Set Theory
What Is a Set?
A set is a collection of objects that we treat as a single group.
The objects are called Elements.
If a set contains the numbers 1, 2, and 3, we write it as {1, 2, 3}.
Sets can hold anything: numbers, letters, animals, or even other sets.
For example, {apple, banana, cherry} is a set of fruits.
Two sets are the same when they have exactly the same elements, no matter the order.
Common Set Notations
| Symbol | Meaning | Example |
|---|---|---|
{} | List the elements of a set | {a, b, c} |
∈ | “is an element of” | 2 ∈ {1, 2, 3} |
∉ | “is not an element of” | 5 ∉ {1, 2, 3} |
⊆ | “is a subset of” (all elements are also in the other set) | {1, 2} ⊆ {1, 2, 3} |
⊂ | “is a proper subset of” (subset but not equal) | {1, 2} ⊂ {1, 2, 3} |
∪ | Union (all elements from both sets) | {1, 2} ∪ {2, 3} = {1, 2, 3} |
∩ | Intersection (elements common to both) | {1, 2} ∩ {2, 3} = {2} |
\ | Difference (elements in the first set but not the second) | {1, 2, 3} \ {2} = {1, 3} |
Simple Set Operations
Union
The union puts two sets together.
If A = {red, blue} and B = {blue, green}, then A ∪ B = {red, blue, green}.
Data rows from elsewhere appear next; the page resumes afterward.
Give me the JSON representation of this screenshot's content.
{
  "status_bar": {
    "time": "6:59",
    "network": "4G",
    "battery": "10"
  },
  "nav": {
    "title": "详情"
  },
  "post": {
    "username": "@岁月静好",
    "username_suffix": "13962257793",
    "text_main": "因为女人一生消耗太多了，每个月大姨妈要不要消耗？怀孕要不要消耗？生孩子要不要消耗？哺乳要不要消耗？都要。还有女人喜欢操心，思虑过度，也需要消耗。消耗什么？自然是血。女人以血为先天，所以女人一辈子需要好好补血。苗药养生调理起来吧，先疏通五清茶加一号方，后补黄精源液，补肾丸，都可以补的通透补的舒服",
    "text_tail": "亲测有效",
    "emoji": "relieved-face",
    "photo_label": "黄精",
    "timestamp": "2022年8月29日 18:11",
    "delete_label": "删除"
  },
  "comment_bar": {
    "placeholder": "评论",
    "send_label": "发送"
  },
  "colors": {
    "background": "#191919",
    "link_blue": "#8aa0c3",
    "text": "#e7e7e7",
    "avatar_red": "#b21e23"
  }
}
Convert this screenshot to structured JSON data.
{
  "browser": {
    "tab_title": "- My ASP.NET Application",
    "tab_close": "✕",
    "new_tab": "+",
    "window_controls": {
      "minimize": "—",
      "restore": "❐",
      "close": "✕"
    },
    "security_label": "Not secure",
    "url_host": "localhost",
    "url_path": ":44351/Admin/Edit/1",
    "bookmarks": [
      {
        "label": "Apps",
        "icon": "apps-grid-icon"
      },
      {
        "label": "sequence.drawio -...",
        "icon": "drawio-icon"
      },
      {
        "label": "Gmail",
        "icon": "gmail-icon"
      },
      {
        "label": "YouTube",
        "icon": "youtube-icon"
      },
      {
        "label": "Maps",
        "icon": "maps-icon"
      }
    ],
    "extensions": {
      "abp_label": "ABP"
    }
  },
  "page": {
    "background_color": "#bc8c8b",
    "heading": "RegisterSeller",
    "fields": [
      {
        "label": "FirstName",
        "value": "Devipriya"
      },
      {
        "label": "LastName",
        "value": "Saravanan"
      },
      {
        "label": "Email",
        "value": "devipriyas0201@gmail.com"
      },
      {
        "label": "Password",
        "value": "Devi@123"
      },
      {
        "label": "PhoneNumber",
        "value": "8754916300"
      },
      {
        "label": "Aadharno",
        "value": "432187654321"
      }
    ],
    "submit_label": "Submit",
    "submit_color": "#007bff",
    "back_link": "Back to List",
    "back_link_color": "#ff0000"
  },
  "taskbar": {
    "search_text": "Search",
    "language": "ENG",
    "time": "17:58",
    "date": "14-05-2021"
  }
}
Duplicates are removed automatically.
Intersection
The intersection finds what the sets share.
With the same A and B, A ∩ B = {blue} because blue is the only common element.
Difference
The difference shows what is in the first set but not the second.
A \ B = {red} because red is in A and not in B.
B \ A = {green} for the opposite direction.
Why Sets Matter
Sets help us organize information.
They appear in computer science, statistics, and everyday problem‑solving.
Understanding sets gives a solid foundation for later math topics like probability and algebra.
Try creating your own sets!
Write down a set of your favorite games, a set of the colors in your room, or a set of the books you’ve read this year.
Then practice union, intersection, and difference with a friend’s sets.
Exploring sets is like playing with building blocks—each block is an element, and together they make something bigger and more interesting. Happy set‑building!